We read scripture passages like these verses from Philippians and think they aren’t talking about us.  They’re only talking about Him.  But they are…talking about us…too.  Paul isn’t simply calling us to be more like Jesus.  He’s calling us to be more like…ourselves.  To be who we were created to be.  Jesus did what we are all called to do.  He does not differ from us in kind, only in degree.  And if – when – we can do what he did, in small degrees or large, GOD will also “highly exalt” us.  You have heard it said that you are worms, but I tell you “you are Humans,” created in the image of GOD to be GOD’s anointed.
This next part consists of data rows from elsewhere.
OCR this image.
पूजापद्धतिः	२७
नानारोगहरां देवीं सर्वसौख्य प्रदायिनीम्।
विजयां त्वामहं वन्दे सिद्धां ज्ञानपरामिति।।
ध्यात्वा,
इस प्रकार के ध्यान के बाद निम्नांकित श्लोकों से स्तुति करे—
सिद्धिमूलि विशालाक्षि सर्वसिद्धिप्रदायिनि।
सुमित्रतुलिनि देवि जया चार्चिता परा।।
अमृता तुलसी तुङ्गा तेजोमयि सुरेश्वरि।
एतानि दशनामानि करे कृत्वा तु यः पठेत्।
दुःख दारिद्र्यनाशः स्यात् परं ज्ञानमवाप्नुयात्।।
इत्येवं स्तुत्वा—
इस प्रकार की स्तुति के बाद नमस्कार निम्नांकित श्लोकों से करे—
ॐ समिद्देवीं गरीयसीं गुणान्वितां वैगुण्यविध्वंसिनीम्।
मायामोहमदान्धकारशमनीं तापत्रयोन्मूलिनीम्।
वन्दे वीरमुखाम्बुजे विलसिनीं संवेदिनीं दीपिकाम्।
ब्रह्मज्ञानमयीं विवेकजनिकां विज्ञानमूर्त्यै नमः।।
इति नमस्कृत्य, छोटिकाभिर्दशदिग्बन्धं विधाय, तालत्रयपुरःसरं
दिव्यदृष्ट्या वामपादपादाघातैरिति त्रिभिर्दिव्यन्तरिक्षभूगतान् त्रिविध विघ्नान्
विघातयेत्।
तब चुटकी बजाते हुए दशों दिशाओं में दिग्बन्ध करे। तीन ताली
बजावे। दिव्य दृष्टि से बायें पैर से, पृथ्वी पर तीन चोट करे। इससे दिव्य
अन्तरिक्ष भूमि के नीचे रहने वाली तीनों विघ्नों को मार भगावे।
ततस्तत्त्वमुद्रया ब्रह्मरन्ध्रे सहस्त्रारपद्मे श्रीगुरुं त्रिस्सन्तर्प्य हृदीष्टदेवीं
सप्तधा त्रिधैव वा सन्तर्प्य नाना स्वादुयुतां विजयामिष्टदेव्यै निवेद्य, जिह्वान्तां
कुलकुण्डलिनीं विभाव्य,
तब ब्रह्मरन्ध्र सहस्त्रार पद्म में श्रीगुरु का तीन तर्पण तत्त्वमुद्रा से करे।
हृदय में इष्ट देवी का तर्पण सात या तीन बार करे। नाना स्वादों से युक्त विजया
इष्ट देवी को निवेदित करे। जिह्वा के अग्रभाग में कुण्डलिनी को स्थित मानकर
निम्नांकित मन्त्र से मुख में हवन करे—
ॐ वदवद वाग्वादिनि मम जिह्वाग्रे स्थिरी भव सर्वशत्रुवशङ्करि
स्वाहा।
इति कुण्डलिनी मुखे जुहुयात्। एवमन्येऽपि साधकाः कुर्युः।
We have work to do.  The Coronavirus will continue to infect those we know and love and affect the way we live our lives for the foreseeable future.  The racial unrest continues in our country, our city, and within ourselves.  Decisions in the killing of Breonna Taylor will be handed down this week.  Another decision awaits us only two months from now that will have much deeper effects on us than worldly politics, defining the very “soul” of our nation, if such a thing can be said to exist.  The only way we can truly “perceive, be judged, choose faithfully, and persevere” in what lies ahead for us is by humbling ourselves and becoming Human, with a capital “H;” by engaging our full humanity and insisting that all others do the same, beginning with seeing the Humanity in all others, even before protecting it within ourselves.

We have work to do.  Let’s begin to make it so.  Amen.